Mafia Dan Gadis Peramu Kopi

Mafia Dan Gadis Peramu Kopi

Awal mula

Seorang Pria nampak berantakan dari penampilannya tengah duduk di kursi menikmati secangkir kopi di cafe mewah. Pria itu berkali kali mendesah dan berdecak kesal. Sesekali tangannya mengetuk ngetuk meja dengan jari telunjuk. Pria itu tengah stres berat karena barang barang ilegal yang diimpor dari Amerika ditahan Bea Cukai di pelabuhan hingga rugi ratusan milyar.

Sambil minum kopi, pria itu membaca koran berita ekonomi. Di berita ekonomi itu ada informasi bahwa harga komoditas kopi melonjak tinggi di pasar internasional, terutama kopi jenis unggulan, naik secara fantastis. Kemudian pria itu browsing, kopi jenis itu asalnya dari mana, ternyata dari Indonesia. Setahu dia, kopi dari petani harganya tidaklah tinggi. Mata pria itu melebar menatap layar monitor, seketika otaknyanya bekerja. Dari pada ia harus menyelundupkan barang ilegal dengan resiko tinggi, dan rentan dengan kegagalan akibat kecerobohan anak buahnya. Lebih baik ia bisnis kopi untuk dijual ke Luar Negeri. Bisnis legal, tidak melanggar hukum, tapi hasilnya luar biasa besar.

Pria itu nampak berpikir keras bagaimana caranya ia bisa memiliki kebun kopi yang sudah siap produksi dengan harga semurah-murahnya. Pria itu mengangguk-anggukkan kepalanya. Tersenyum lebar menatap layar monitor. Sementara pria lain yang duduk di sebelahnya menatap bingung.

"Ferro ada apa?" tanya pria di sebelahnya.
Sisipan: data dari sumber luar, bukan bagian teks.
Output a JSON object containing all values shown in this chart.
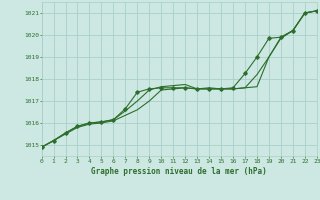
{
  "title": "Graphe pression niveau de la mer (hPa)",
  "background_color": "#cde8e2",
  "grid_color": "#a8cfc8",
  "line_color": "#2d6e2d",
  "xlim": [
    0,
    23
  ],
  "ylim": [
    1014.5,
    1021.5
  ],
  "yticks": [
    1015,
    1016,
    1017,
    1018,
    1019,
    1020,
    1021
  ],
  "xticks": [
    0,
    1,
    2,
    3,
    4,
    5,
    6,
    7,
    8,
    9,
    10,
    11,
    12,
    13,
    14,
    15,
    16,
    17,
    18,
    19,
    20,
    21,
    22,
    23
  ],
  "series1_x": [
    0,
    1,
    2,
    3,
    4,
    5,
    6,
    7,
    8,
    9,
    10,
    11,
    12,
    13,
    14,
    15,
    16,
    17,
    18,
    19,
    20,
    21,
    22,
    23
  ],
  "series1_y": [
    1014.9,
    1015.2,
    1015.5,
    1015.8,
    1015.95,
    1016.0,
    1016.1,
    1016.35,
    1016.6,
    1017.0,
    1017.5,
    1017.55,
    1017.6,
    1017.55,
    1017.55,
    1017.55,
    1017.55,
    1017.6,
    1017.65,
    1019.0,
    1019.85,
    1020.2,
    1021.0,
    1021.1
  ],
  "series2_x": [
    0,
    1,
    2,
    3,
    4,
    5,
    6,
    7,
    8,
    9,
    10,
    11,
    12,
    13,
    14,
    15,
    16,
    17,
    18,
    19,
    20,
    21,
    22,
    23
  ],
  "series2_y": [
    1014.9,
    1015.2,
    1015.55,
    1015.85,
    1016.0,
    1016.05,
    1016.15,
    1016.65,
    1017.4,
    1017.55,
    1017.6,
    1017.6,
    1017.6,
    1017.55,
    1017.55,
    1017.55,
    1017.6,
    1018.25,
    1019.0,
    1019.85,
    1019.9,
    1020.2,
    1021.0,
    1021.1
  ],
  "series3_x": [
    0,
    1,
    2,
    3,
    4,
    5,
    6,
    7,
    8,
    9,
    10,
    11,
    12,
    13,
    14,
    15,
    16,
    17,
    18,
    19,
    20,
    21,
    22,
    23
  ],
  "series3_y": [
    1014.9,
    1015.2,
    1015.55,
    1015.85,
    1016.0,
    1016.05,
    1016.15,
    1016.55,
    1017.0,
    1017.5,
    1017.65,
    1017.7,
    1017.75,
    1017.55,
    1017.6,
    1017.55,
    1017.55,
    1017.6,
    1018.2,
    1019.0,
    1019.9,
    1020.2,
    1021.0,
    1021.1
  ]
}
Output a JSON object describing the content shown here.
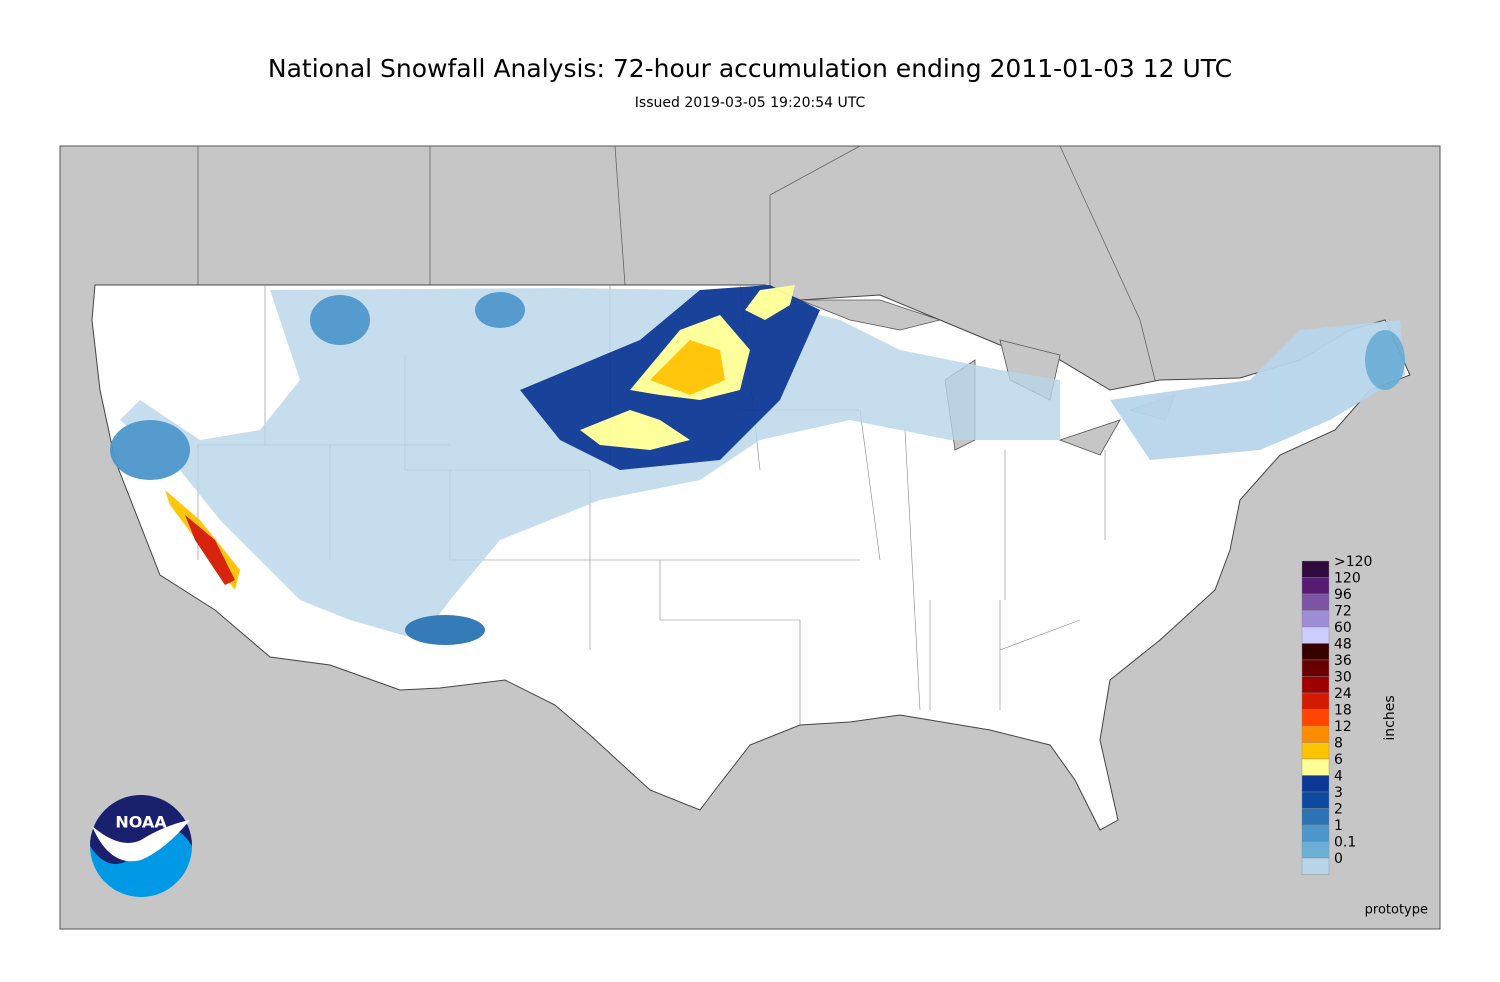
{
  "header": {
    "title": "National Snowfall Analysis: 72-hour accumulation ending 2011-01-03 12 UTC",
    "subtitle": "Issued 2019-03-05 19:20:54 UTC"
  },
  "legend": {
    "labels": [
      ">120",
      "120",
      "96",
      "72",
      "60",
      "48",
      "36",
      "30",
      "24",
      "18",
      "12",
      "8",
      "6",
      "4",
      "3",
      "2",
      "1",
      "0.1",
      "0"
    ],
    "colors": [
      "#2e0a3f",
      "#561c72",
      "#7c52a5",
      "#9f8cd8",
      "#ccccff",
      "#360000",
      "#690000",
      "#9e0000",
      "#d41a00",
      "#ff4500",
      "#ff8c00",
      "#ffc400",
      "#ffff96",
      "#0d3896",
      "#0c4aa0",
      "#2a74b5",
      "#4d96cc",
      "#6baed6",
      "#b8d5ea"
    ],
    "unit": "inches"
  },
  "footer": {
    "note": "prototype"
  },
  "logo": {
    "text": "NOAA"
  }
}
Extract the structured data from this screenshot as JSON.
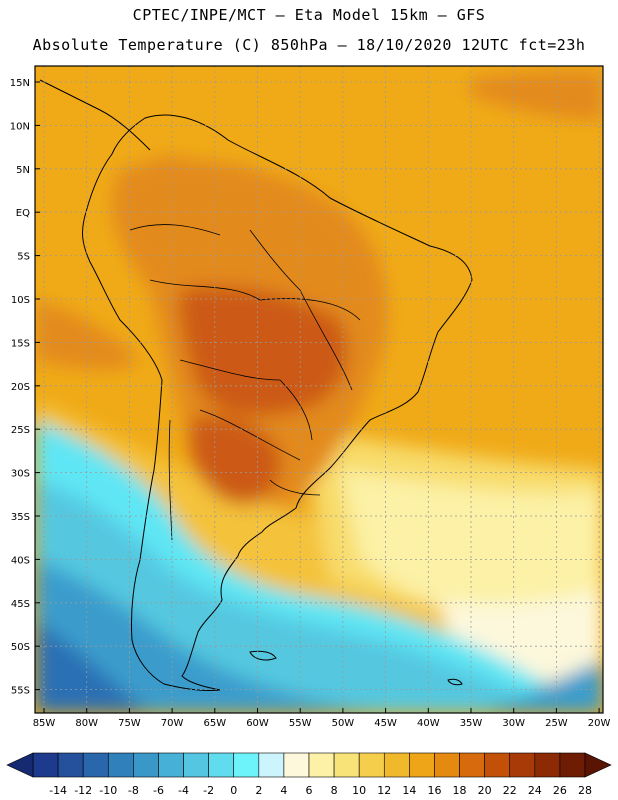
{
  "header": {
    "line1": "CPTEC/INPE/MCT —  Eta Model 15km — GFS",
    "line2": "Absolute Temperature (C) 850hPa — 18/10/2020 12UTC fct=23h"
  },
  "map": {
    "lat_labels": [
      "15N",
      "10N",
      "5N",
      "EQ",
      "5S",
      "10S",
      "15S",
      "20S",
      "25S",
      "30S",
      "35S",
      "40S",
      "45S",
      "50S",
      "55S"
    ],
    "lon_labels": [
      "85W",
      "80W",
      "75W",
      "70W",
      "65W",
      "60W",
      "55W",
      "50W",
      "45W",
      "40W",
      "35W",
      "30W",
      "25W",
      "20W"
    ],
    "colors": {
      "hot": "#cc5a12",
      "warm": "#e38a1c",
      "orange": "#f0aa18",
      "gold": "#f4c23a",
      "yellow": "#f8dc6a",
      "paleyellow": "#fcf1a6",
      "cream": "#fdf8dc",
      "cyan": "#5ee6f4",
      "lightblue": "#55c8e0",
      "midblue": "#3a9ccc",
      "deepblue": "#2a6fb4"
    }
  },
  "colorbar": {
    "ticks": [
      "-14",
      "-12",
      "-10",
      "-8",
      "-6",
      "-4",
      "-2",
      "0",
      "2",
      "4",
      "6",
      "8",
      "10",
      "12",
      "14",
      "16",
      "18",
      "20",
      "22",
      "24",
      "26",
      "28"
    ],
    "colors": [
      "#1e3a8c",
      "#24509c",
      "#2a66ac",
      "#3080bc",
      "#3a98c8",
      "#46b0d6",
      "#54c6e2",
      "#60dcee",
      "#6cf4fa",
      "#ccf4fc",
      "#fdf8dc",
      "#fcf1a6",
      "#f8e378",
      "#f5cf4c",
      "#f0b92c",
      "#eea518",
      "#e48a10",
      "#d66a0c",
      "#c25008",
      "#a83a08",
      "#8c2a06",
      "#6e1c04"
    ]
  }
}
Pria itu menoleh menatap tajam. "Cris, aku punya ide cemerlang." Pria bernama Ferro itu berbisik di telinga Cristopher, sahabat sekaligus orang kepercayaan Ferro.

"Indonesia?" Cristhopher mengulang kata kata Ferro.

Pria itu menganggukkan kepala. "Aku mau kita berangkat kesana, dan kau urus semuanya." Ferro menepuk pundak Cristhoper.

Cristhoper menganggukkan kepala, kebetulan sekali. Ia sudah lama tidak berkunjung ke Indonesia. Dengan mata berbinar, pria itu menyambut antusias ide Ferro.

"Oke, aku urus semuanya."

Selain mengurus surat surat, Ferro juga meminta Cristhoper untk mencari daerah yang dekat dengan Jakarta yang memiliki perkebunan kopi berkualitas tinggi yang siap panen. Setelah keduanya sepakat, mereka pun beranjak pergi meninggalkan cafe. Cristhoper mengurus semuanya, sementara Ferro merencanakan banyak hal selagi menunggu Cristhoper mengurus surat surat perizinan.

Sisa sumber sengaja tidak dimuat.